Tens of thousands of malnourished children risk dying in hard-to-reach areas of Ethiopia's conflict-wracked Tigray region, now hit by famine, the United Nations said Friday.
‘Without humanitarian access to scale up our response, an estimated 30,000-plus severely malnourished children in those highly inaccessible areas are at high risk of death,’ UNICEF spokesman James Elder told reporters in Geneva.
His comments came after the UN on Thursday said some 350,000 people in Tigray were facing famine, while two million more people were just a step away from those extreme conditions.
‘There is famine now in Tigray,’ UN humanitarian chief Mark Lowcock said, warning that ‘every expert you speak to will tell you this is going to get a lot worse’.

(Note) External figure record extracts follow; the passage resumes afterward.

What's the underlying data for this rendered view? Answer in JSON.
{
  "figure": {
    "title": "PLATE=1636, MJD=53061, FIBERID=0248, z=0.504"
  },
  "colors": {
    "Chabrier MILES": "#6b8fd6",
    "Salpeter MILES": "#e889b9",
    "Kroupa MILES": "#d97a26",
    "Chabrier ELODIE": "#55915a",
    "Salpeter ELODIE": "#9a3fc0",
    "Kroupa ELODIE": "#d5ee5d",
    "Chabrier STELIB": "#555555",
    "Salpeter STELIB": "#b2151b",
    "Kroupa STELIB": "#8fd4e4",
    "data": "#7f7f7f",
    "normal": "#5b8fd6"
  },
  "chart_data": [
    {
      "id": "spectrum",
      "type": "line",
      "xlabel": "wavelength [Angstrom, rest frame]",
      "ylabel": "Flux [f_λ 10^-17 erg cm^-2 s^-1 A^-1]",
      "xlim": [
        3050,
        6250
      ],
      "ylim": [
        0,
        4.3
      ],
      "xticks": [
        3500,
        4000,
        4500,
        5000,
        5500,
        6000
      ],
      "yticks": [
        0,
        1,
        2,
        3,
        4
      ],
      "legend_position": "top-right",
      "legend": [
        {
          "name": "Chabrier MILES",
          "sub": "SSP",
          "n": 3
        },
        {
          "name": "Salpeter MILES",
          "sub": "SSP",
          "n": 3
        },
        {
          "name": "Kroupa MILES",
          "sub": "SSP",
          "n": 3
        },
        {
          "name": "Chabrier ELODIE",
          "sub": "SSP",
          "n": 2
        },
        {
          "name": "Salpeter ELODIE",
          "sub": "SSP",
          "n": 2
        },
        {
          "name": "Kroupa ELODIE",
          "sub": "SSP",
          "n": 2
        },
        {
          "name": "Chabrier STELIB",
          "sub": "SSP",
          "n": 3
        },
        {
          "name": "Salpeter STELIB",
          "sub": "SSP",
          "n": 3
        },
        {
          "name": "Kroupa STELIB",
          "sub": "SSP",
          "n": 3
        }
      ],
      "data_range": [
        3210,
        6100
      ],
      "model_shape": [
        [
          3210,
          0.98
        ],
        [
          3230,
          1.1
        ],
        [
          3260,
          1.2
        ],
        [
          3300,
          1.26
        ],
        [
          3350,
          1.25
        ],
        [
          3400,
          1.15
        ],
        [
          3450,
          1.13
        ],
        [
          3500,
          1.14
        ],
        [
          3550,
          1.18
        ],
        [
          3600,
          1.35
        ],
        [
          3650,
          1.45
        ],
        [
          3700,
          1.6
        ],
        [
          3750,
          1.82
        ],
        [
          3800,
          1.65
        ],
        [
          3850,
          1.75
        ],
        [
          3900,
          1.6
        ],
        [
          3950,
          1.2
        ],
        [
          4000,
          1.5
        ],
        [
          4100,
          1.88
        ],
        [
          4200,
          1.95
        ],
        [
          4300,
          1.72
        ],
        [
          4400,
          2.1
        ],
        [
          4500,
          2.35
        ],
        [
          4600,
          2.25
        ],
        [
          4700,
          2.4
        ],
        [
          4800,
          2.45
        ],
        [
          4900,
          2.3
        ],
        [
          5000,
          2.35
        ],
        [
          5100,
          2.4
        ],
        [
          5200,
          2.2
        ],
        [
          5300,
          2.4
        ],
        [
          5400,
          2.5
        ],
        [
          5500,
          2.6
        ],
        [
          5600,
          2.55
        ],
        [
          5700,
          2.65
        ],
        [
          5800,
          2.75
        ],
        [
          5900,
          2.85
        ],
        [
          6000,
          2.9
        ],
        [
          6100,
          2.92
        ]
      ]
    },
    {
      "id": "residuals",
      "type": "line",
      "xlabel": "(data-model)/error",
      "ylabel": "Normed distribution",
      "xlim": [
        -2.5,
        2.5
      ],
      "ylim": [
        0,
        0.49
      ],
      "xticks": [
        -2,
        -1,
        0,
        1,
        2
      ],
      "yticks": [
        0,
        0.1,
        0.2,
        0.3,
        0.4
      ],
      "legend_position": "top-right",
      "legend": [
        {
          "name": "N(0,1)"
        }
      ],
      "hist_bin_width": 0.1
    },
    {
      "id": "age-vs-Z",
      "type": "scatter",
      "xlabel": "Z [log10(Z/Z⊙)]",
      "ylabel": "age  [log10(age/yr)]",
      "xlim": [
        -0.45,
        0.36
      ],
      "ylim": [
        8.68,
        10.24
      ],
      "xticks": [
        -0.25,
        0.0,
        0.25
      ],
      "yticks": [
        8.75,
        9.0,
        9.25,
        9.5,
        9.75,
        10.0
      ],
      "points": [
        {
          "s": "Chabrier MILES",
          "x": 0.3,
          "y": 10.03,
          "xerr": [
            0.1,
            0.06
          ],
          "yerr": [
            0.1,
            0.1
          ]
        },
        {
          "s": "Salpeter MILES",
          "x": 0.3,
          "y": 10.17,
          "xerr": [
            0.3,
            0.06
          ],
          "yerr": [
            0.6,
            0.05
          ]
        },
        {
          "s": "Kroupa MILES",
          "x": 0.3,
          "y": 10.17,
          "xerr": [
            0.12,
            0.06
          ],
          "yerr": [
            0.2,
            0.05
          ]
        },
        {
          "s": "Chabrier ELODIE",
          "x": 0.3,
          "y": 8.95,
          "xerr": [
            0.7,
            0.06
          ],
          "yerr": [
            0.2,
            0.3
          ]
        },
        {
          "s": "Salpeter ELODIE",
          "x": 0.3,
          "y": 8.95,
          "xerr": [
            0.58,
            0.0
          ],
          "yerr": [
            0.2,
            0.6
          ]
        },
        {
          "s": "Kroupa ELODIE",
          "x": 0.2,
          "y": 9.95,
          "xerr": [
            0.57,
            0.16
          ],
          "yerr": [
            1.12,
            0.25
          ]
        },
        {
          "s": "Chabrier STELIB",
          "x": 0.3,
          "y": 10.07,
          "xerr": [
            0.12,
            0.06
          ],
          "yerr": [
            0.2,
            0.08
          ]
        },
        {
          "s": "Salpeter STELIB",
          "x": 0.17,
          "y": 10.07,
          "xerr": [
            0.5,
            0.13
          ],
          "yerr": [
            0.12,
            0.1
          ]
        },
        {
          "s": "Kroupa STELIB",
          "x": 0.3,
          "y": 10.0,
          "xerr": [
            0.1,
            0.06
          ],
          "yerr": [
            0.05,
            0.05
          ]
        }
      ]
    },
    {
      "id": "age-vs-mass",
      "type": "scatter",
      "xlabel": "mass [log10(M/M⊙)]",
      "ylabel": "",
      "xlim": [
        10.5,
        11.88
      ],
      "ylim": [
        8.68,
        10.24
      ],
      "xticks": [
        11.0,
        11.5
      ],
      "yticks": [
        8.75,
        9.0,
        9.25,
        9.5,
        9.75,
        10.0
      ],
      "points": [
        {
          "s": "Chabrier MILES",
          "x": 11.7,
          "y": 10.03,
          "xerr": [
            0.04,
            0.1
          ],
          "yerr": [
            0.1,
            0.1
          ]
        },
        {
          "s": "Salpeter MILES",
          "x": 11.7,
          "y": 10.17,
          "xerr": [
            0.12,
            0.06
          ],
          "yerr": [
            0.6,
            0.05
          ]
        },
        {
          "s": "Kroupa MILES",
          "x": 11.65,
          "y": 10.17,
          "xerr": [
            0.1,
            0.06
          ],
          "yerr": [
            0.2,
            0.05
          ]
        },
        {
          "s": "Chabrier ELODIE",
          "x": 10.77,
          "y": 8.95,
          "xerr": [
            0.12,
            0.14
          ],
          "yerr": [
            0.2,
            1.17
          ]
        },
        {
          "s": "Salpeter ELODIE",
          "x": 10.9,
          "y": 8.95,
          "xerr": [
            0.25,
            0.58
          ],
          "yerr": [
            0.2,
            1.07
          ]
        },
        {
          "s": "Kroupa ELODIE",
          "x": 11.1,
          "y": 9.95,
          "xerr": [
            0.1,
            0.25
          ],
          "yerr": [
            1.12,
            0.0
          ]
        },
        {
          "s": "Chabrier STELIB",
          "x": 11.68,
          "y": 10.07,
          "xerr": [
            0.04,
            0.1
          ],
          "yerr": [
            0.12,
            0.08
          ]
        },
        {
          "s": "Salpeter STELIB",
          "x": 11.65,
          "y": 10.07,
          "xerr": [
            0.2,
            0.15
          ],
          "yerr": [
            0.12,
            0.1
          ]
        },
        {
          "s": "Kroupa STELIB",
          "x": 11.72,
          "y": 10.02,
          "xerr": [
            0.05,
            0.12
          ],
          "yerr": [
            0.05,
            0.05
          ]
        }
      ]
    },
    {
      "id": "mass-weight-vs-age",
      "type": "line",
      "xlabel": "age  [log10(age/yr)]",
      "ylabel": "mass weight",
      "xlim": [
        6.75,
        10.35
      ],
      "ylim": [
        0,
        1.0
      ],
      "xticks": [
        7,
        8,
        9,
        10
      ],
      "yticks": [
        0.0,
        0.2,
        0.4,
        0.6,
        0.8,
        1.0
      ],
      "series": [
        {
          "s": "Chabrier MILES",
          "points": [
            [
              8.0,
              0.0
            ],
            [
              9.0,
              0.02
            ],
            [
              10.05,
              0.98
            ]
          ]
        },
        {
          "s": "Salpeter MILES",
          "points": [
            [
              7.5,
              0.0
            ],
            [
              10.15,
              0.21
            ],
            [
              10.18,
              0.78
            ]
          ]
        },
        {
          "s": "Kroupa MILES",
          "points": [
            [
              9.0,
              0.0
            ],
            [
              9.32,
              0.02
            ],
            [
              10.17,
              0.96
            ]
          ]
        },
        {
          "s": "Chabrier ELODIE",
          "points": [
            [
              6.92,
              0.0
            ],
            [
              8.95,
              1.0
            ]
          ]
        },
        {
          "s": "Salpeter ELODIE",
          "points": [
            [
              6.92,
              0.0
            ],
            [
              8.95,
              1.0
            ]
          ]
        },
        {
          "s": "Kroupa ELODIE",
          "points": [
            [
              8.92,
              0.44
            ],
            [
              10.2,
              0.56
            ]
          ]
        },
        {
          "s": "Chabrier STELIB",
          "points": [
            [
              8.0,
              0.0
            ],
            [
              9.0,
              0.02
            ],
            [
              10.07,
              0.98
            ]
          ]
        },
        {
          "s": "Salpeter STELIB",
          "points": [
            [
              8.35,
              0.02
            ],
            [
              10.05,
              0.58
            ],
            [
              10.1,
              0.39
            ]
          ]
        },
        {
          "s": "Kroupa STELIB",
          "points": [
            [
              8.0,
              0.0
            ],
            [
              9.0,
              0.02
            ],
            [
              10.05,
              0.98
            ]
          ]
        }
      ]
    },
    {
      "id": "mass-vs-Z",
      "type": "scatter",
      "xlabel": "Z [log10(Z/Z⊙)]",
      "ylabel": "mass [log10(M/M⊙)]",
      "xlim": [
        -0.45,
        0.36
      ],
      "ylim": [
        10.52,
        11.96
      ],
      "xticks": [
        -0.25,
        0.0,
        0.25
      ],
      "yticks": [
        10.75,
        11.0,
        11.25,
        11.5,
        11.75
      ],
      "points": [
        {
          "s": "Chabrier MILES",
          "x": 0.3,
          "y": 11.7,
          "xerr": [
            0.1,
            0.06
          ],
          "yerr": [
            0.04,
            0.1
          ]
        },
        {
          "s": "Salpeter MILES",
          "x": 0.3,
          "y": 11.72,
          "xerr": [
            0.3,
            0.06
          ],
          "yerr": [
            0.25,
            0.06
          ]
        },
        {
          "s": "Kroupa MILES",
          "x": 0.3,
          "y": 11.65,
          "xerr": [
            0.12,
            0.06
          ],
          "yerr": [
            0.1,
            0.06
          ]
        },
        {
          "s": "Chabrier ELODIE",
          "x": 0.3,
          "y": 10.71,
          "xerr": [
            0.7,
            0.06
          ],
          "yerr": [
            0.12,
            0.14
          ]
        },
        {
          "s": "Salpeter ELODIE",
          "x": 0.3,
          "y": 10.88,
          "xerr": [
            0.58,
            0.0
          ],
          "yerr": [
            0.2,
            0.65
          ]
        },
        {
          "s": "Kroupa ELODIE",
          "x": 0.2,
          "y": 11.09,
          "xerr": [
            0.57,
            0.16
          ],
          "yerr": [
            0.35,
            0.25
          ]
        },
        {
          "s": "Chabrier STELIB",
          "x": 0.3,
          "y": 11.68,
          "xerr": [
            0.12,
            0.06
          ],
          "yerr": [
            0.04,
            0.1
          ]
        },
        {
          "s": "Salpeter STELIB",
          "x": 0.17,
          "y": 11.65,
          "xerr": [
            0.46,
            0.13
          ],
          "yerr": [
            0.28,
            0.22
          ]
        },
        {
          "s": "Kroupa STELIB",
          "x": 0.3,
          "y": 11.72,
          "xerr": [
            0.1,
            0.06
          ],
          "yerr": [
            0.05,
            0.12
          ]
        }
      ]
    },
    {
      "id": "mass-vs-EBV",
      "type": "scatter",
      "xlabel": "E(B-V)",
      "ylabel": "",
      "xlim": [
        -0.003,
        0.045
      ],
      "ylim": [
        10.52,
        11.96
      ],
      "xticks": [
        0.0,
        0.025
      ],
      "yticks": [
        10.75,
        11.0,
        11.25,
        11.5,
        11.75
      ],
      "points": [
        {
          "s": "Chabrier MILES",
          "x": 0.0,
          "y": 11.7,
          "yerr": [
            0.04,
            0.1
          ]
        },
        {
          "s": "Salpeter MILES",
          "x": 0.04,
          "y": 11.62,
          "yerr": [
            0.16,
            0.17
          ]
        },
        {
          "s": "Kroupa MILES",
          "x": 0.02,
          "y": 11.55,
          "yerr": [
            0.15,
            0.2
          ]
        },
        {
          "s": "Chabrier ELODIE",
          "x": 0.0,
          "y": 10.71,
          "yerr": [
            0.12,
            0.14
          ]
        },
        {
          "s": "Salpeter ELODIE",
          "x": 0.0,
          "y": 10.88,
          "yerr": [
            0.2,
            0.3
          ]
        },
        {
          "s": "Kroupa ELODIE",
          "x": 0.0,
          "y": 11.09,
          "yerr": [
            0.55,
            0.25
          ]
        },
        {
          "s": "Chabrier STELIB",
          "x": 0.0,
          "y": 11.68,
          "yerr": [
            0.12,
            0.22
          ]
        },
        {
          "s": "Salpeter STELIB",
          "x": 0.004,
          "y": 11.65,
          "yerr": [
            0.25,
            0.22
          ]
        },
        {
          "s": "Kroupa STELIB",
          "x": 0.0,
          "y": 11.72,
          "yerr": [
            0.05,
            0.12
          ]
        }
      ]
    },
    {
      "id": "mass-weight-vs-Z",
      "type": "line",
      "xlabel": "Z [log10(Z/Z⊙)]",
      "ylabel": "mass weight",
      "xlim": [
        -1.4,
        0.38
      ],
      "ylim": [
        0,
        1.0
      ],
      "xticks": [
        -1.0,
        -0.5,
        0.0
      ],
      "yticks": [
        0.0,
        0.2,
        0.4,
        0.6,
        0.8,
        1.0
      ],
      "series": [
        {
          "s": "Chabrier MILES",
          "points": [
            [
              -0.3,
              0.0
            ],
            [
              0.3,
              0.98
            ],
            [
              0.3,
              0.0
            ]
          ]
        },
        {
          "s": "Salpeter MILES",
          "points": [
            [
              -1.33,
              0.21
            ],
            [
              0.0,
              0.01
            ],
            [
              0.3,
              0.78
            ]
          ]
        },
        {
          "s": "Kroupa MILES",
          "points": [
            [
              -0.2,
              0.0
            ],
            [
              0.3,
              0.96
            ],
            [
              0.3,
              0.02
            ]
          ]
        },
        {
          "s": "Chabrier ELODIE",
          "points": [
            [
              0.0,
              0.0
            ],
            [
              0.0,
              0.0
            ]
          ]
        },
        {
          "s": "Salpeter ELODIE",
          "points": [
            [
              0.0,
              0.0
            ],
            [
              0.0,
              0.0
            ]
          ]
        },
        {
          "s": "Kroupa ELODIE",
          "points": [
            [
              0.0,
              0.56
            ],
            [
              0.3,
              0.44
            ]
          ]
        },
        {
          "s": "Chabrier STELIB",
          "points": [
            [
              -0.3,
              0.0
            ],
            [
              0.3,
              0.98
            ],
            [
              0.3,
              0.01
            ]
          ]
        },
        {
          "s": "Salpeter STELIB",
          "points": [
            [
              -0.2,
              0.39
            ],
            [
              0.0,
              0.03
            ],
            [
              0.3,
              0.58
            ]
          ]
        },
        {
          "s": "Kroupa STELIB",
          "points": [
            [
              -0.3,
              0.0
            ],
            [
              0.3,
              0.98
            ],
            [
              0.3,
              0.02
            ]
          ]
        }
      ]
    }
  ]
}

Lowcock said fresh data showed the number of people classified as being in famine conditions was ‘higher than anywhere in the world at any moment since a quarter of a million Somalis lost their lives in 2011’.
The UN has said that more than 90 percent of the more than five million people in the Tigray region need emergency food aid, and has urgently appealed for more than $200 million to scale up its response.
Ethiopian Prime Minister Abiy Ahmed, winner of the 2019 Nobel Peace Prize, sent troops into the northern region in November to detain and disarm leaders of the Tigray People's Liberation Front, the region's former ruling party.
He said the move came in response to TPLF attacks on federal army camps.
Though he vowed the conflict would be brief, fighting continues more than six months later and reports of atrocities -- including the widespread use of rape -- are proliferating. Many leaders have warned of a major catastrophe.
The United States and the European Union on Thursday issued a plea for greater international efforts to tackle the emerging famine.
International aid organisations have complained repeatedly that they are being denied access to the region by Ethiopian forces and troops from neighbouring Eritrea.